To be a fool takes talent, courage, application and good fortune. A great fool is anything but stupid.

“So by sitting and meditating we acknowledge that we are fools, which is an extraordinarily powerful and necessary measure. We begin as fools.”
Chogyam Trungpa The Myth of Freedom

In the Rider-Waite Tarot Deck, the zero card, The Fool, is depicted as stepping off the edge of a precipice. One interpretation is: ‘The abyss at his feet holds no terror for him. The wand over his shoulder is a symbol of self-will and the wallet contains the stored up knowledge of universal memory. The Fool is about to enter the Supreme Adventure. The divinatory meaning is: The subject faces a choice in life. He must pass through the gates of experience to reach self-actualisation.’ As the only ‘non-number’ in the deck, the designation of the fool as zero signifies both the start and the end of the journey.

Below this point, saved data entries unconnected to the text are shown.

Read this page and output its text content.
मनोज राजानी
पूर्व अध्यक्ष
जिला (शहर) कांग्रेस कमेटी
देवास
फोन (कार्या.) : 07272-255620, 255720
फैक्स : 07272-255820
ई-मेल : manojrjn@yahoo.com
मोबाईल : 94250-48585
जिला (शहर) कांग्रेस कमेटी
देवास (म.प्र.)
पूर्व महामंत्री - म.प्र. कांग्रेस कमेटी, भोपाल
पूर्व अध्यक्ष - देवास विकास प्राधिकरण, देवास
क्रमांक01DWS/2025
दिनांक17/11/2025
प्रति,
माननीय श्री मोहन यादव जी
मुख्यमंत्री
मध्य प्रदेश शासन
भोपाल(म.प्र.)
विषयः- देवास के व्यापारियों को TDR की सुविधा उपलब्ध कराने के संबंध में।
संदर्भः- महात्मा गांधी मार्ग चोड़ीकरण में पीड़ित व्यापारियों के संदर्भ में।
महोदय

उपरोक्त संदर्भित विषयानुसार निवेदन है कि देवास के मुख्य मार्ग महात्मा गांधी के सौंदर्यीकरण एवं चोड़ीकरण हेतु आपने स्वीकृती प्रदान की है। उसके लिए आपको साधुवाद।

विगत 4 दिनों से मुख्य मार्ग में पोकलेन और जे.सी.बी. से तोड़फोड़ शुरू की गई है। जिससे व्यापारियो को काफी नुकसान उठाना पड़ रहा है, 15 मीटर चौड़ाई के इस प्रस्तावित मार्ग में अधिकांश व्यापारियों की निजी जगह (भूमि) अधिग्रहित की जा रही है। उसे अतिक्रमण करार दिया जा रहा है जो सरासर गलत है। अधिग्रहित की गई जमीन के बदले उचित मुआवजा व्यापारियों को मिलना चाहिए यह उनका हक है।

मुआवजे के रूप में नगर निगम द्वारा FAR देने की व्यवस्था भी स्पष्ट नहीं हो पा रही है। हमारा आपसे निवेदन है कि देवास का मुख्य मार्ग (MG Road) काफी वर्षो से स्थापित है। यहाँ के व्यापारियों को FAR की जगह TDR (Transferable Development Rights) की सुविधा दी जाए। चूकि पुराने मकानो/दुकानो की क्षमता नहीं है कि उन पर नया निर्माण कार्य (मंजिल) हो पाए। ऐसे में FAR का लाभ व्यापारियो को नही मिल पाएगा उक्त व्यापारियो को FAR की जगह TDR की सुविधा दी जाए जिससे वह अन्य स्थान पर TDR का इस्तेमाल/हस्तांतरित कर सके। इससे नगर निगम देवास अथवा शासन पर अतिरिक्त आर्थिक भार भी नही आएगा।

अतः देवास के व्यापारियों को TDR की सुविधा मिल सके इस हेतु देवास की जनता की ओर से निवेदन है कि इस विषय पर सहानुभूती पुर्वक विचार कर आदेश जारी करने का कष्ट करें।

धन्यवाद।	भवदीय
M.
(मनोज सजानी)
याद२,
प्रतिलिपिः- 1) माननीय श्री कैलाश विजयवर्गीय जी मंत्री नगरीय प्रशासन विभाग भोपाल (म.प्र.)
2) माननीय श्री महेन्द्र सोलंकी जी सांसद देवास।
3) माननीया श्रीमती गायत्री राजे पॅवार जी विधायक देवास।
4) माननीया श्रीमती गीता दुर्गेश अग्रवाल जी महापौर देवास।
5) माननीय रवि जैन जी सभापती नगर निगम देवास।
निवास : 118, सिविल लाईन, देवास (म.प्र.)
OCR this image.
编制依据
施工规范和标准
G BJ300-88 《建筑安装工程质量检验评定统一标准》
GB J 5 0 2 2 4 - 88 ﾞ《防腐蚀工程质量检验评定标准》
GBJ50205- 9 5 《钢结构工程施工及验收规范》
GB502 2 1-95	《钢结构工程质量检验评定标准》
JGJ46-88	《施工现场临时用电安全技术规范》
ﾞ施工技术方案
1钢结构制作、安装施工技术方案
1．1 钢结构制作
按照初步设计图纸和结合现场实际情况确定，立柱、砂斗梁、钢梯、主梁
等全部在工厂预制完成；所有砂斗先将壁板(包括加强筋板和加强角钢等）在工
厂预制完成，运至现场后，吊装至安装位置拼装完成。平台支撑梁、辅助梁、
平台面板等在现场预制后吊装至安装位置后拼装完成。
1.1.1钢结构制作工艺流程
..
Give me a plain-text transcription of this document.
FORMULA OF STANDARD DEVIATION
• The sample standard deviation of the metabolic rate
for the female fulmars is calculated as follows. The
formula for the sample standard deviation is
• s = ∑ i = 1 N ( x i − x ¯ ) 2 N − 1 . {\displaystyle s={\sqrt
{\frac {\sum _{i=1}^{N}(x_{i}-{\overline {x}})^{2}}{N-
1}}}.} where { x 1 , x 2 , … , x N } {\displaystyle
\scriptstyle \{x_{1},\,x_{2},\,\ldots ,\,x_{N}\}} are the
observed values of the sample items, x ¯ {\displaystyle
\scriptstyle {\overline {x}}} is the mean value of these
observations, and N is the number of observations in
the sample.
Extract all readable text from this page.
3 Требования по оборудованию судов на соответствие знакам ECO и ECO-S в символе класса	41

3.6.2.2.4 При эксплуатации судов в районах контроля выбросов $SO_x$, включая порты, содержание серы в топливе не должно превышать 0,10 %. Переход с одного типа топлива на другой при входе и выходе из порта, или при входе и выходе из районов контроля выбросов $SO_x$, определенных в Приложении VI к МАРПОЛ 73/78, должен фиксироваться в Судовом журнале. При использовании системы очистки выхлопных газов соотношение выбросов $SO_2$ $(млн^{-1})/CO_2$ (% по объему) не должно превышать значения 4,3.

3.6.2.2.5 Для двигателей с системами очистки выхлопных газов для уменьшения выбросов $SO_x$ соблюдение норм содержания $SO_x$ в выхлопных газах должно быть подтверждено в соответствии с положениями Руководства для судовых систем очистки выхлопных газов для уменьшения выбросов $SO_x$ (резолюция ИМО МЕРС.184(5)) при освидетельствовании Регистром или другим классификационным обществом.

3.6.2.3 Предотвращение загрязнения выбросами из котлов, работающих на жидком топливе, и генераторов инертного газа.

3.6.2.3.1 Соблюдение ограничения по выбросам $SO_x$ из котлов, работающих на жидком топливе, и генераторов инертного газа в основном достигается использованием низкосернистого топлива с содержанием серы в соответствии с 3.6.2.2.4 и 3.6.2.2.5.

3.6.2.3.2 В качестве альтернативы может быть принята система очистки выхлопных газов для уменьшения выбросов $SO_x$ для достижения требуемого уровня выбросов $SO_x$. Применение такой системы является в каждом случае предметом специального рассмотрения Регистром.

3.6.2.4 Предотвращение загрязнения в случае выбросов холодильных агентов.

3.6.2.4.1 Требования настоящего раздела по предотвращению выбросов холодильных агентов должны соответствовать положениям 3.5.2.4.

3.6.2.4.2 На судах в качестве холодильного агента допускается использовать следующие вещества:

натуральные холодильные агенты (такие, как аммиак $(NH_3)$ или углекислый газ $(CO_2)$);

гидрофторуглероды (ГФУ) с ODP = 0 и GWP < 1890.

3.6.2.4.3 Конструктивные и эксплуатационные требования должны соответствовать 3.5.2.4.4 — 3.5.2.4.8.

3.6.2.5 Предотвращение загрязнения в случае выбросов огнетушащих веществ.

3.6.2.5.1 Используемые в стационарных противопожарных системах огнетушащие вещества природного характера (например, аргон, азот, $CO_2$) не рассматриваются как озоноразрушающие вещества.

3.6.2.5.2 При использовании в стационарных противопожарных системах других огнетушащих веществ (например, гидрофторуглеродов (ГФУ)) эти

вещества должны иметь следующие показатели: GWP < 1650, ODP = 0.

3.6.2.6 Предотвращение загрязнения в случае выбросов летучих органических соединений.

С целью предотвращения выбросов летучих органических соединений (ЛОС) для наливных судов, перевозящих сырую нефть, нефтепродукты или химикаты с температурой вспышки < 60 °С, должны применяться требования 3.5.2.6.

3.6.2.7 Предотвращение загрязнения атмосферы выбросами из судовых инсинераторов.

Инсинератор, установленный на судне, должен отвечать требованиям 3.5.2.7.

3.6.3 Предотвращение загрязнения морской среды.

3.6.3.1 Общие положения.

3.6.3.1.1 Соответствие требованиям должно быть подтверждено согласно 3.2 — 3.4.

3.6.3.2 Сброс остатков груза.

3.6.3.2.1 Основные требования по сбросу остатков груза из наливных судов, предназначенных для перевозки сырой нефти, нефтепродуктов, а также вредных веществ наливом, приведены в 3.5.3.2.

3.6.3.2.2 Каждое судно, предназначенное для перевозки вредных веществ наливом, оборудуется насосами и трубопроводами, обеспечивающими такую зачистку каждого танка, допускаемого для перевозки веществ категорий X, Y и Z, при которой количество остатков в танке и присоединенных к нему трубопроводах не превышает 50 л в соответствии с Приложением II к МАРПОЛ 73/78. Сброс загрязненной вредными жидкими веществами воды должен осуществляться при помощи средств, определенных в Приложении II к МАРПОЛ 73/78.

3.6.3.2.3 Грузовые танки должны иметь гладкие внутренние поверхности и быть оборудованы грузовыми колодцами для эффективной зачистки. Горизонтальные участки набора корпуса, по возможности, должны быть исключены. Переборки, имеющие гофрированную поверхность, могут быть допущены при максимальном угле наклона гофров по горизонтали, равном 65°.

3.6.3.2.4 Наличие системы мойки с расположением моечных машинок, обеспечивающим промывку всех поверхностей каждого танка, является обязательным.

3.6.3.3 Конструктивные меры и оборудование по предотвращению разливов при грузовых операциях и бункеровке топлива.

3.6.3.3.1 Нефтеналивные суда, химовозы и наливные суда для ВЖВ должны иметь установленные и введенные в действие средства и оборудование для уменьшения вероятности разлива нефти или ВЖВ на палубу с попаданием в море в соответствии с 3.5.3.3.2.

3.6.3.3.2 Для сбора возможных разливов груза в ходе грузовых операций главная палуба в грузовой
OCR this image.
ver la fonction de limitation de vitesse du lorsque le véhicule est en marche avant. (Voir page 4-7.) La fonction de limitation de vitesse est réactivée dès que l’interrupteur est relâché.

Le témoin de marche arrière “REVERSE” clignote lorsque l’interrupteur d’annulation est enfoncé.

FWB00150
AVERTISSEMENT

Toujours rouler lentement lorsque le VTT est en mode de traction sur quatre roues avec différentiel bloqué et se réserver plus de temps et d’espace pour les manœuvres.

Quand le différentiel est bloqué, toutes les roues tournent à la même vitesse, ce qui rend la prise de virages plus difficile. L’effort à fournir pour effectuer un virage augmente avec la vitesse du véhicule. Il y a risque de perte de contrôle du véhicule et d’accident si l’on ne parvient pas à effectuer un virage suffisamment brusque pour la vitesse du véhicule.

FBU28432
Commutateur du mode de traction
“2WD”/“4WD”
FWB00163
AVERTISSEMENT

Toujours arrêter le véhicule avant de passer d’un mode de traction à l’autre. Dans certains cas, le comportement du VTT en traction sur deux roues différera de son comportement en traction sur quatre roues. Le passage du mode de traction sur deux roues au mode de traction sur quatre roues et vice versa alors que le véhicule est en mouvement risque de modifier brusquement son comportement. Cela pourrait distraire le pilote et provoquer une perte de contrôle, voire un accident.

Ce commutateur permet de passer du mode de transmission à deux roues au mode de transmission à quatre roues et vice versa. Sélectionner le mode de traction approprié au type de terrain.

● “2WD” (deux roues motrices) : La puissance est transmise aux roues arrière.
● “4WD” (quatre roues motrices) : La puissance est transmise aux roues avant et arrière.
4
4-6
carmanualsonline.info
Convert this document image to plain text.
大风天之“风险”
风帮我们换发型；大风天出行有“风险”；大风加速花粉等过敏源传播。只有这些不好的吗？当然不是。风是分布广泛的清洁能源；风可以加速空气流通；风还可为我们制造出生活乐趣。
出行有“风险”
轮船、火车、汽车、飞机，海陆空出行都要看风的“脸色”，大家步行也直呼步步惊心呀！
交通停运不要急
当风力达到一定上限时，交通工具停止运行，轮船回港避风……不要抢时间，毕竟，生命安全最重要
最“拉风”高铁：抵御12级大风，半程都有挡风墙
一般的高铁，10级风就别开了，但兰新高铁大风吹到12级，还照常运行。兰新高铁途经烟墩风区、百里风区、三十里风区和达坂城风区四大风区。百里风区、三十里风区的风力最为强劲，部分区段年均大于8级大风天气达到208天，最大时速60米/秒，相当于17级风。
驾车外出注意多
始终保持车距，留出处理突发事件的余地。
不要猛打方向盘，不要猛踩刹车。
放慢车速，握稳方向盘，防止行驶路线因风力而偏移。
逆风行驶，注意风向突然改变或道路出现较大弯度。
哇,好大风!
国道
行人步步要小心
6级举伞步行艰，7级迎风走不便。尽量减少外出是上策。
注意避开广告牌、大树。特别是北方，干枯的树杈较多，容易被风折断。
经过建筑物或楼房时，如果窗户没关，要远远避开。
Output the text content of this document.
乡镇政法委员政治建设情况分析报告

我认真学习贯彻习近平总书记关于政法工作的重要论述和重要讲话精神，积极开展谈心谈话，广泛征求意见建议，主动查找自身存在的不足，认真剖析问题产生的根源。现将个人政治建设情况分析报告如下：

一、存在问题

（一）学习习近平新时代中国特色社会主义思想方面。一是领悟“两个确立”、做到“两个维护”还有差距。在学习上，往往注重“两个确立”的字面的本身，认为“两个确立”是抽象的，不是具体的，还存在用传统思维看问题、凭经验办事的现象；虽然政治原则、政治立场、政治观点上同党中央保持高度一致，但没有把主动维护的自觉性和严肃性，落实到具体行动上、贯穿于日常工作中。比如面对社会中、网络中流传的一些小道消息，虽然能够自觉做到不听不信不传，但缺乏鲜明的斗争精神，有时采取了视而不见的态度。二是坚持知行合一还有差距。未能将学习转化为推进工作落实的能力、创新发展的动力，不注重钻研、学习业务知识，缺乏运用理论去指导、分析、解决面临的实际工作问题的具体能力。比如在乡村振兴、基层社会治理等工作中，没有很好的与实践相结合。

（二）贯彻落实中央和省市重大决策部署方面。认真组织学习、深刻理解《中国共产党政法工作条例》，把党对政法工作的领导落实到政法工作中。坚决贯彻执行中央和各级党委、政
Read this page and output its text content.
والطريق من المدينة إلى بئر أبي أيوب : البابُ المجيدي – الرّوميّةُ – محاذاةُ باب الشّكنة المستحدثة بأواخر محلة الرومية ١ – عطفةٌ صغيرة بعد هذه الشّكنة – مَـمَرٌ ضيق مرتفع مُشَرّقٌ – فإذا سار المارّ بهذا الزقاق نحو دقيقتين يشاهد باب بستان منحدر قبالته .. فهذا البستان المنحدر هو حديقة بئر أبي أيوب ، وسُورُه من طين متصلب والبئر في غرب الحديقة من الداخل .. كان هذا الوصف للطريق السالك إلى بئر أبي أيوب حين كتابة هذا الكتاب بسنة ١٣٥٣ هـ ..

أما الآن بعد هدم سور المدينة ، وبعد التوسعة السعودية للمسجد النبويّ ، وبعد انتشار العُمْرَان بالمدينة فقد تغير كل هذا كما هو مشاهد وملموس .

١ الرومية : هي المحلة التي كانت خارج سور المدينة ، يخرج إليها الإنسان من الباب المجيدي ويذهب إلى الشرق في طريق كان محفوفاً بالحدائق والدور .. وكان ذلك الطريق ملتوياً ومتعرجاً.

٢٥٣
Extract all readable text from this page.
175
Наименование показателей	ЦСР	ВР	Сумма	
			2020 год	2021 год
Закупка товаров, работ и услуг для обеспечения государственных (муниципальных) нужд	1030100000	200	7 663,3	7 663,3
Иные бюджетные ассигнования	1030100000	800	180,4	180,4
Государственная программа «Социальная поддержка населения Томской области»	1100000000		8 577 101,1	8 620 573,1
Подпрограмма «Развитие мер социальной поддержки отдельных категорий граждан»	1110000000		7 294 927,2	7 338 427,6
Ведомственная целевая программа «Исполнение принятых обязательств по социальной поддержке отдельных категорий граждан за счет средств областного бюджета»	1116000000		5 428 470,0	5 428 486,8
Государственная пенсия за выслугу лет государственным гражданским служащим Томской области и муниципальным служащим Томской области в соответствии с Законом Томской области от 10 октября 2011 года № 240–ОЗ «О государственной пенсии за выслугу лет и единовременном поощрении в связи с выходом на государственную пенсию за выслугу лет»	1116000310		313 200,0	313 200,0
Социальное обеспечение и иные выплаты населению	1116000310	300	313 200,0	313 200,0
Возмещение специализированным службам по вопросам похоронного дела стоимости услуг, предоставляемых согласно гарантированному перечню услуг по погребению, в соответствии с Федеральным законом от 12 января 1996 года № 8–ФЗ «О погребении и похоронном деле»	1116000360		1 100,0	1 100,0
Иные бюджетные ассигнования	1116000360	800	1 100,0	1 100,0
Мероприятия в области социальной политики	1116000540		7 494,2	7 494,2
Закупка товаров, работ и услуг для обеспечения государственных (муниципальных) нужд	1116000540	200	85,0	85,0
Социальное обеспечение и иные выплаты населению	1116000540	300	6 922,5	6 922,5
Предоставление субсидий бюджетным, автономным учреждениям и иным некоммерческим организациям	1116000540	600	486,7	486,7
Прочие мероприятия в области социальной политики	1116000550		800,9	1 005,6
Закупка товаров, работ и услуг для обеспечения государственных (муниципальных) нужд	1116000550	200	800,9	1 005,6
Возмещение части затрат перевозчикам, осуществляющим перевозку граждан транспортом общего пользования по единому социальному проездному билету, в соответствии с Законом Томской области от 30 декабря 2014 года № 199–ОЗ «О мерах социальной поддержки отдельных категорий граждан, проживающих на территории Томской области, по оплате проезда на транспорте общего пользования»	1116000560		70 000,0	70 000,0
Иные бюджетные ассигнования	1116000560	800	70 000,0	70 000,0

The concept of ‘Zero’ is a development out of the Hindu-Arabic number system. In English, the word Zero is a contraction of the italian zefiro, from the Arabic sfir, meaning empty. The early Greek philosophers, questioning how nothing could be something, argued about the existence of a zero. In Kabbalah, the sfirot are the creative emanations or energy-attributes through which Infinite Being (Ein Sof) is revealed into finite manifestation.